Let’s Reconsider Consent

The ‘I Heart Consent’ campaign was a good idea but it was run in a way that I can only describe as dreadful. It was a campaign directed at the male community, yet for the most part it failed to engage men; it was a campaign interested in excluding men, or at least that’s the impression given. This campaign should have separated itself from the nasty face of feminism, which would have resulted in less time preaching that women are fundamentally different to men (which of course is false) and it would have turned attention to the real cause – consent!
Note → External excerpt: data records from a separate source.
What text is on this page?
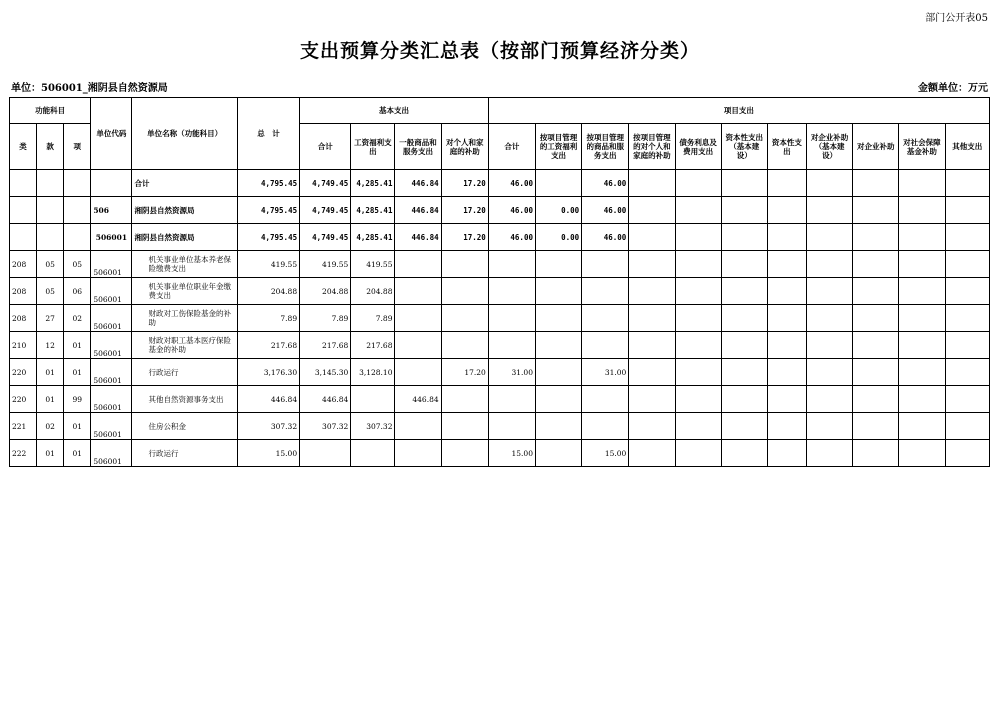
部门公开表05
支出预算分类汇总表（按部门预算经济分类）
单位：506001_湘阴县自然资源局	金额单位：万元
功能科目			单位代码	单位名称（功能科目）	总　计	基本支出				项目支出										
类	款	项				合计	工资福利支出	一般商品和服务支出	对个人和家庭的补助	合计	按项目管理的工资福利支出	按项目管理的商品和服务支出	按项目管理的对个人和家庭的补助	债务利息及费用支出	资本性支出（基本建设）	资本性支出	对企业补助（基本建设）	对企业补助	对社会保障基金补助	其他支出
				合计	4,795.45	4,749.45	4,285.41	446.84	17.20	46.00		46.00								
			506	湘阴县自然资源局	4,795.45	4,749.45	4,285.41	446.84	17.20	46.00	0.00	46.00								
			506001	湘阴县自然资源局	4,795.45	4,749.45	4,285.41	446.84	17.20	46.00	0.00	46.00								
208	05	05	506001	机关事业单位基本养老保险缴费支出	419.55	419.55	419.55													
208	05	06	506001	机关事业单位职业年金缴费支出	204.88	204.88	204.88													
208	27	02	506001	财政对工伤保险基金的补助	7.89	7.89	7.89													
210	12	01	506001	财政对职工基本医疗保险基金的补助	217.68	217.68	217.68													
220	01	01	506001	行政运行	3,176.30	3,145.30	3,128.10		17.20	31.00		31.00								
220	01	99	506001	其他自然资源事务支出	446.84	446.84		446.84												
221	02	01	506001	住房公积金	307.32	307.32	307.32													
222	01	01	506001	行政运行	15.00					15.00		15.00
Men are placed in uncomfortable positions more often than is apparent and it would only be false to claim that only men go out ‘on the pull’; I for one have witnessed many girls with the intention to ‘pull’. This is of course a two way street so it is wholly absurd that the campaign mostly excludes and blames men. The nasty side of feminism should stop seeing themselves and their fellow women as victims; I cannot name one man who is out to oppress them. Men too fall victim to the lack of consent; men get raped, men become too drunk to consent and men often fall victim to peer pressure which I would argue negates consent.

The women of Royal Holloway can become leaders of tomorrow. Our past has shown that women can become Prime Minister, they can become business leaders, they can now even become Bishops within the Church of England if they so wish. If women assert the belief that they are disadvantaged, inferior victims, they will live a disadvantaged life because no one will step aside and surrender their chances of success for someone else.

Women, just like men, have to make sacrifices. Life is about choices and unfortunately we can only make the one choice; we cannot have the best of both worlds. We are all victims, regardless of our race, ethnicity, age and gender. We are victims on the grounds of simple fact that we’re human, so let’s take a humanistic rather than a feminist stance towards consent.